Cependant, le 19 août 2024, le préfet de Seine-Saint-Denis refuse de lui accorder le titre de séjour et lui délivre une OQTF. Cette décision surprenante intervient alors que la jeune femme était auparavant titulaire d’un document de circulation pour étranger mineur.
Une erreur d’appréciation de la préfecture
Selon Me Fayçal Megherbi, l’avocat de la jeune Algérienne, la préfecture a commis une erreur en estimant que sa demande était fondée sur l’accord franco-algérien de 1968. En réalité, K L avait sollicité un titre de séjour sur la base de l’article L. 423-21 du code de l’entrée et du séjour des étrangers et du droit d’asile, ainsi que de l’article 8 de la convention européenne des droits de l’homme.
Cette méprise administrative a conduit à un rejet injustifié de sa demande et à la délivrance d’une OQTF, mettant en péril la situation de la jeune femme en France.

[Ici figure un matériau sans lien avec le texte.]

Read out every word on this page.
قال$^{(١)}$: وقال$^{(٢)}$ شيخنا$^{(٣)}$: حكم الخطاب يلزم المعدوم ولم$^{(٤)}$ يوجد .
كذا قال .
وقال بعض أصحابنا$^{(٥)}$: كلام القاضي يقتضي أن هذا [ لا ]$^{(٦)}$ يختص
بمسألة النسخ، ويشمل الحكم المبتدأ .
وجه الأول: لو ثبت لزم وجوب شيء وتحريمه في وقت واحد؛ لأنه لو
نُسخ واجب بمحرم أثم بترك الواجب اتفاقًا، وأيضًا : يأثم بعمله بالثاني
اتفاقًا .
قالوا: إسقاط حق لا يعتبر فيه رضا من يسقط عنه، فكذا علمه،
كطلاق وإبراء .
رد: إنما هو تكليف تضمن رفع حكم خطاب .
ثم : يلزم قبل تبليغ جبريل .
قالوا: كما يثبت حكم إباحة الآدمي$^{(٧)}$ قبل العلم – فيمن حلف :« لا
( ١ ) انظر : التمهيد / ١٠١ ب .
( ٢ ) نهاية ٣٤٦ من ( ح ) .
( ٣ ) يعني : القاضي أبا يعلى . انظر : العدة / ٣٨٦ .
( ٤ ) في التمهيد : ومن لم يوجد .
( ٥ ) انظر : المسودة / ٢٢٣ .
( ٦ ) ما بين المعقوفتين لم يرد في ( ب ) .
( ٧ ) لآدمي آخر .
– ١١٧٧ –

Le tribunal administratif donne raison à la ressortissante algérienne
Face à cette décision, K L a saisi le tribunal administratif avec l’aide de son avocat. Plusieurs éléments ont joué en sa faveur : sa scolarisation continue en France depuis 2016, son contrat de travail à durée indéterminée depuis mai 2024, et l’urgence de sa situation.

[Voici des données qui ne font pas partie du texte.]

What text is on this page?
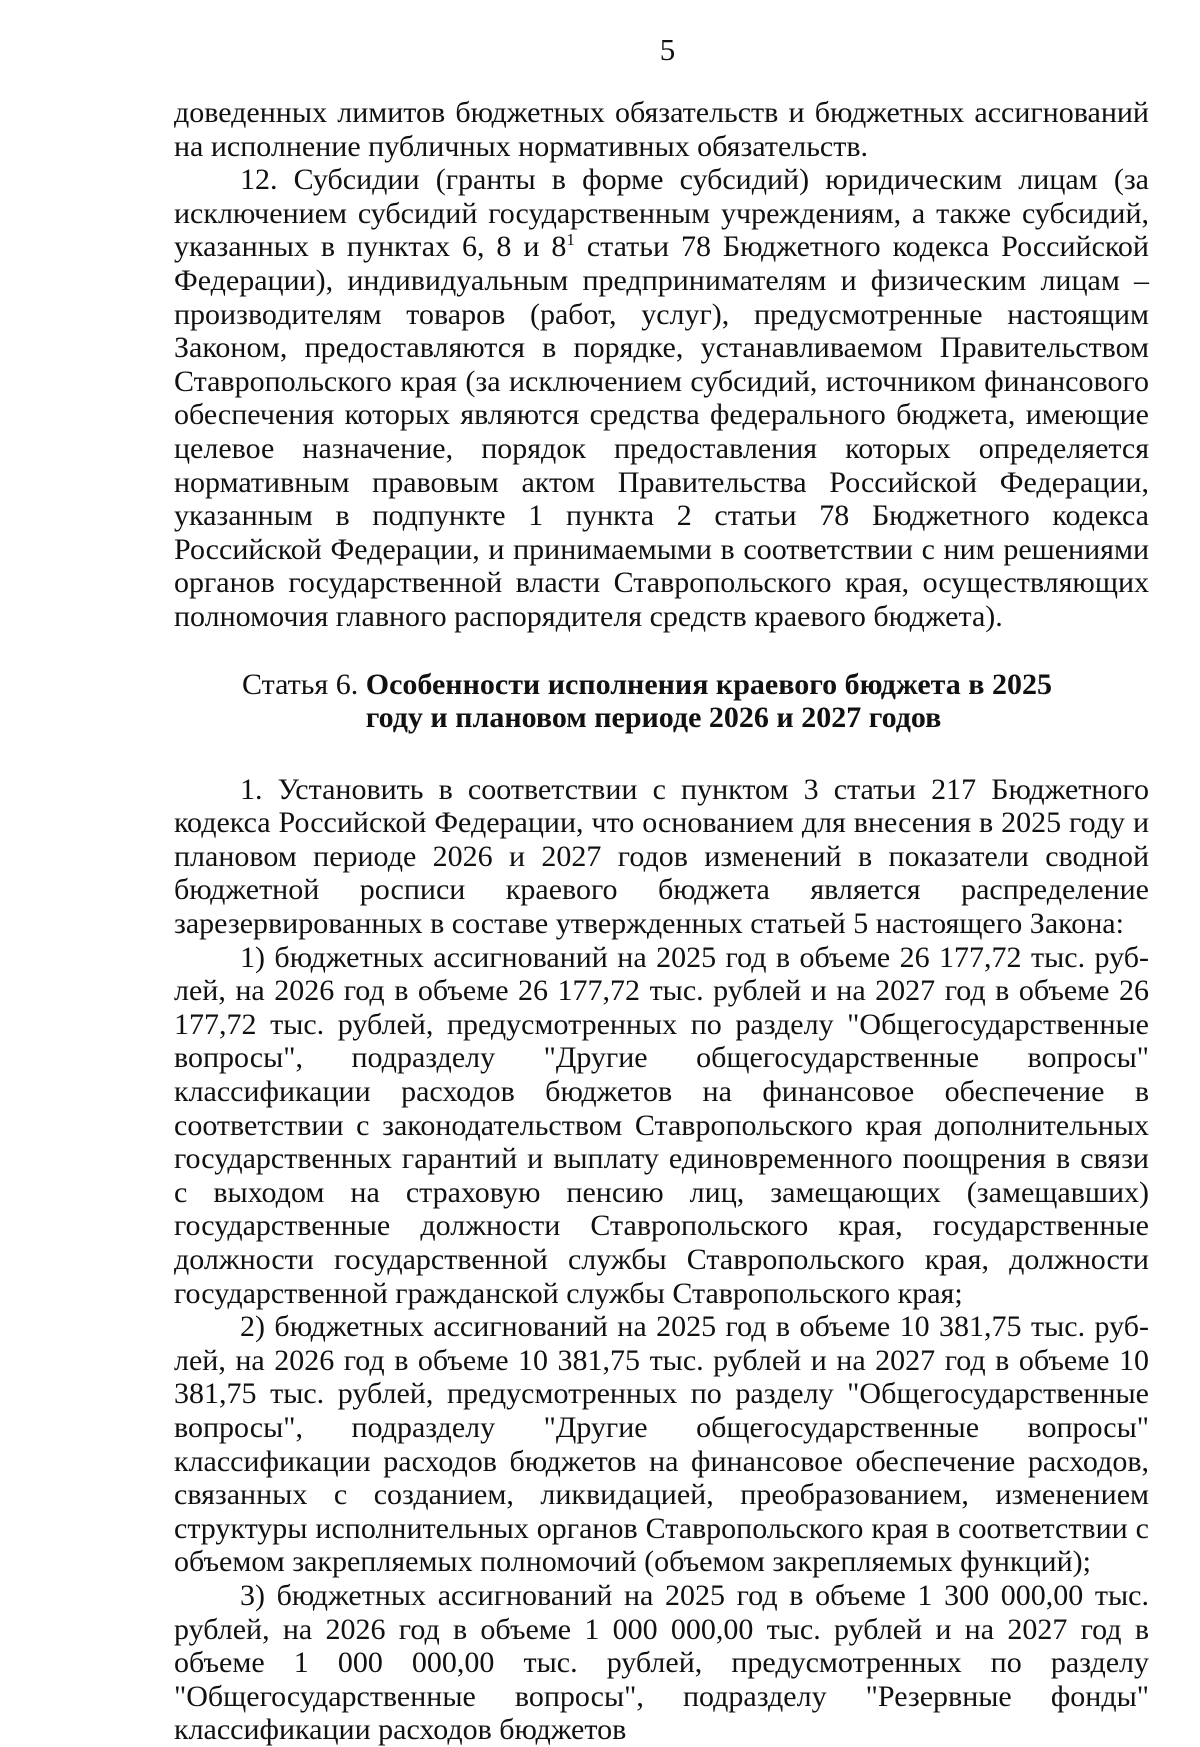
5

доведенных лимитов бюджетных обязательств и бюджетных ассигнований на исполнение публичных нормативных обязательств.

12. Субсидии (гранты в форме субсидий) юридическим лицам (за исключением субсидий государственным учреждениям, а также субсидий, указанных в пунктах 6, 8 и $8^1$ статьи 78 Бюджетного кодекса Российской Федерации), индивидуальным предпринимателям и физическим лицам – производителям товаров (работ, услуг), предусмотренные настоящим Законом, предоставляются в порядке, устанавливаемом Правительством Ставропольского края (за исключением субсидий, источником финансового обеспечения которых являются средства федерального бюджета, имеющие целевое назначение, порядок предоставления которых определяется нормативным правовым актом Правительства Российской Федерации, указанным в подпункте 1 пункта 2 статьи 78 Бюджетного кодекса Российской Федерации, и принимаемыми в соответствии с ним решениями органов государственной власти Ставропольского края, осуществляющих полномочия главного распорядителя средств краевого бюджета).

Статья 6. Особенности исполнения краевого бюджета в 2025 году и плановом периоде 2026 и 2027 годов

1. Установить в соответствии с пунктом 3 статьи 217 Бюджетного кодекса Российской Федерации, что основанием для внесения в 2025 году и плановом периоде 2026 и 2027 годов изменений в показатели сводной бюджетной росписи краевого бюджета является распределение зарезервированных в составе утвержденных статьей 5 настоящего Закона:

1) бюджетных ассигнований на 2025 год в объеме 26 177,72 тыс. рублей, на 2026 год в объеме 26 177,72 тыс. рублей и на 2027 год в объеме 26 177,72 тыс. рублей, предусмотренных по разделу "Общегосударственные вопросы", подразделу "Другие общегосударственные вопросы" классификации расходов бюджетов на финансовое обеспечение в соответствии с законодательством Ставропольского края дополнительных государственных гарантий и выплату единовременного поощрения в связи с выходом на страховую пенсию лиц, замещающих (замещавших) государственные должности Ставропольского края, государственные должности государственной службы Ставропольского края, должности государственной гражданской службы Ставропольского края;

2) бюджетных ассигнований на 2025 год в объеме 10 381,75 тыс. рублей, на 2026 год в объеме 10 381,75 тыс. рублей и на 2027 год в объеме 10 381,75 тыс. рублей, предусмотренных по разделу "Общегосударственные вопросы", подразделу "Другие общегосударственные вопросы" классификации расходов бюджетов на финансовое обеспечение расходов, связанных с созданием, ликвидацией, преобразованием, изменением структуры исполнительных органов Ставропольского края в соответствии с объемом закрепляемых полномочий (объемом закрепляемых функций);

3) бюджетных ассигнований на 2025 год в объеме 1 300 000,00 тыс. рублей, на 2026 год в объеме 1 000 000,00 тыс. рублей и на 2027 год в объеме 1 000 000,00 тыс. рублей, предусмотренных по разделу "Общегосударственные вопросы", подразделу "Резервные фонды" классификации расходов бюджетов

Le juge des référés a finalement statué en faveur de la jeune Algérienne. Il a suspendu la décision de refus de titre de séjour et enjoint le préfet de Seine-Saint-Denis à réexaminer sa demande. Dans l’intervalle, la préfecture doit lui délivrer un document provisoire de séjour.
Un cas qui illustre les difficultés administratives des étrangers en France
Cette affaire met en lumière les obstacles administratifs auxquels peuvent être confrontés les ressortissants étrangers en France, notamment les Algériens. Il est important de noter que les Algériens sont exemptés du test de français obligatoire pour le titre de séjour, ce qui ne les dispense pas d’autres difficultés.
Certaines préfectures sont particulièrement réputées pour leurs pratiques strictes. Un avocat a même établi un classement des préfectures les plus difficiles en France concernant l’obtention de titres de séjour.
Des alternatives et des ressources pour les demandeurs
Face à ces défis, il est crucial pour les demandeurs de titre de séjour de bien se renseigner et de s’armer de patience. Il existe des guides gratuits des démarches pour l’obtention du titre de séjour qui peuvent s’avérer très utiles.
Par ailleurs, certains pays comme l’Espagne facilitent l’obtention d’un titre de séjour, ce qui peut constituer une alternative pour les ressortissants algériens cherchant à s’établir en Europe.
Enfin, il est important de signaler que certaines préfectures en France sont accusées de dysfonctionnements dans le traitement des demandes de titre de séjour, soulignant la nécessité d’une vigilance accrue de la part des demandeurs et de leurs conseils juridiques.